I am not a fan of Francesca’s work but I am captivated, shocked, and moved by it. Beautiful and alarming. It is a real shame she left us too soon. A real d*mn shame to us all. This is a startling and striking collection all artists and art fans should check out.
Francesca Woodman created the blueprint for capturing a certain kind of sadness - which has gone on to inspire art/artists from Florence Welch (queen) to Suspiria. If you listen closely, you can still hear her in the sound of chairs dragging across the floor.
Woodman's work features a combination of the physical form with contrasting environments like dilapidated buildings or personal living spaces. They're dark and segmented and her composition is great.
This book features her photographs and series divided into four different locations: Rhode Island (75-78), Italy (77-78), New Hampshire (80), and New York (80-81). Since this book was published in conjunction with a newly curated show in SF MOMA, there is a feature in the back of all of the pieces in the show. I was actually surprised that some of the pictures that were included in the show (and some of my favorites of hers) weren't actually put in the book except for those small thumbnails. For this reason, I think the selection of photographs could have been better and more selective to show her "best work" but overall this was a good collection.
If these photographs create a place far too mysterious to enter with words, how will you never ignore them? (The academic language of "essays," with exception made for Keller's contribution, which at least discusses technique, butts up against the deep limitations of research, institutions, and writing.)
Your private journals? Your own performance, skin against glass? As an angel, or blurred in your own way, dealing with the omnipresent decrepitude of the physical world, as you will? The "forces" that you feel encompass all dichotomies, and all contradictions, because they must be approached another way.
A catalogue of an exhibition at SFMOMA, with three medium-length essays on the artist's work. I was introduced to Francesca Woodman through the highly-recommended documentary The Woodmans. As others have pointed out,while a few of Francesca's photographs are arguably masterpieces, most have a very experimental, work-in-progress feel to them. What is interesting about her is not her existing body of work, but the promise left unfulfilled by her tragic death, the hothouse environment in which she grew up, and the seriousness with which her and her parents pursued art as a way of life.
This is the catalog that accompanies the Francesca Woodman exhibition at SF MOMA, which we saw earlier this month. She was a remarkable, mysterious, and prolific talent. The show and this catalog include a number of her images I hadn't seen before.

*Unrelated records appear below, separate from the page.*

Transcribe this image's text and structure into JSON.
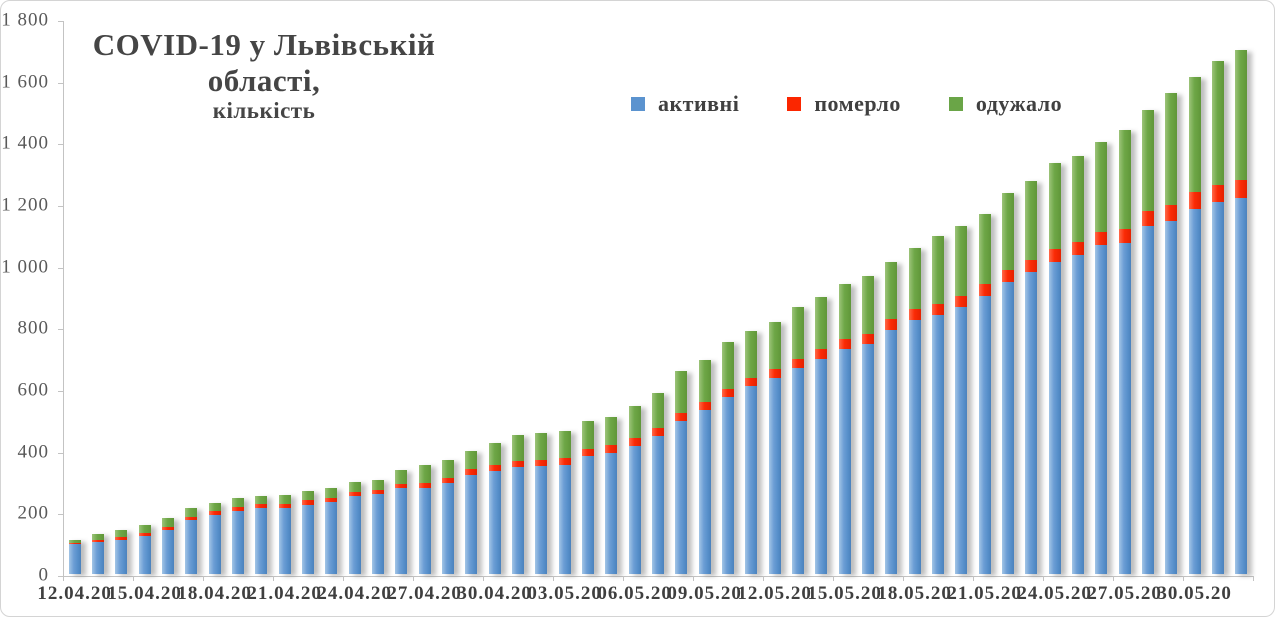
{
  "title": "COVID-19 у Львівській області,",
  "subtitle": "кількість",
  "legend": [
    {
      "label": "активні",
      "color": "#5b93cf"
    },
    {
      "label": "померло",
      "color": "#fb2600"
    },
    {
      "label": "одужало",
      "color": "#6aa547"
    }
  ],
  "chart_data": {
    "type": "bar",
    "stacked": true,
    "title": "COVID-19 у Львівській області, кількість",
    "xlabel": "",
    "ylabel": "",
    "ylim": [
      0,
      1800
    ],
    "y_tick_step": 200,
    "y_tick_labels": [
      "0",
      "200",
      "400",
      "600",
      "800",
      "1 000",
      "1 200",
      "1 400",
      "1 600",
      "1 800"
    ],
    "x_tick_every": 3,
    "grid": false,
    "legend_position": "top",
    "categories": [
      "12.04.20",
      "13.04.20",
      "14.04.20",
      "15.04.20",
      "16.04.20",
      "17.04.20",
      "18.04.20",
      "19.04.20",
      "20.04.20",
      "21.04.20",
      "22.04.20",
      "23.04.20",
      "24.04.20",
      "25.04.20",
      "26.04.20",
      "27.04.20",
      "28.04.20",
      "29.04.20",
      "30.04.20",
      "01.05.20",
      "02.05.20",
      "03.05.20",
      "04.05.20",
      "05.05.20",
      "06.05.20",
      "07.05.20",
      "08.05.20",
      "09.05.20",
      "10.05.20",
      "11.05.20",
      "12.05.20",
      "13.05.20",
      "14.05.20",
      "15.05.20",
      "16.05.20",
      "17.05.20",
      "18.05.20",
      "19.05.20",
      "20.05.20",
      "21.05.20",
      "22.05.20",
      "23.05.20",
      "24.05.20",
      "25.05.20",
      "26.05.20",
      "27.05.20",
      "28.05.20",
      "29.05.20",
      "30.05.20",
      "31.05.20",
      "01.06.20"
    ],
    "series": [
      {
        "name": "активні",
        "color": "#5b93cf",
        "values": [
          96,
          103,
          111,
          124,
          144,
          175,
          191,
          205,
          214,
          213,
          225,
          232,
          252,
          258,
          278,
          280,
          295,
          322,
          333,
          347,
          349,
          353,
          384,
          394,
          416,
          447,
          497,
          532,
          573,
          609,
          635,
          667,
          698,
          730,
          746,
          792,
          823,
          840,
          865,
          903,
          948,
          980,
          1013,
          1035,
          1067,
          1074,
          1128,
          1146,
          1184,
          1208,
          1218
        ]
      },
      {
        "name": "померло",
        "color": "#fb2600",
        "values": [
          4,
          6,
          8,
          9,
          10,
          11,
          12,
          13,
          13,
          13,
          14,
          14,
          14,
          15,
          15,
          15,
          16,
          17,
          20,
          21,
          21,
          22,
          23,
          24,
          25,
          25,
          25,
          26,
          27,
          28,
          29,
          30,
          31,
          32,
          33,
          34,
          35,
          36,
          38,
          38,
          39,
          40,
          41,
          42,
          43,
          45,
          50,
          51,
          54,
          54,
          61
        ]
      },
      {
        "name": "одужало",
        "color": "#6aa547",
        "values": [
          11,
          20,
          23,
          26,
          27,
          27,
          27,
          27,
          27,
          31,
          31,
          32,
          33,
          33,
          45,
          58,
          59,
          61,
          72,
          83,
          89,
          90,
          90,
          90,
          105,
          115,
          135,
          137,
          151,
          152,
          152,
          168,
          168,
          178,
          187,
          187,
          201,
          219,
          225,
          227,
          249,
          256,
          278,
          278,
          290,
          322,
          327,
          363,
          375,
          401,
          420
        ]
      }
    ]
  }
}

Wow. And wow. I will never look at a picture the same way again after seeing Woodman's photos. It's the only photography monograph I've ever purchased for my own collection. There is a load of inspiration here.
As fotografias da Francesca, são belíssimas, extremamente tocantes e ao mesmo tempo tem alguma ternura incompreensível. Brutais e ao mesmo tempo elegantes.
Not so much a book as it is a collection of photographs. She was such a troubled soul but the images are absolutely beautiful in such an interesting way. Such a talent taken much too soon. Would definitely recommend to anyone interested in dark, emotional photography.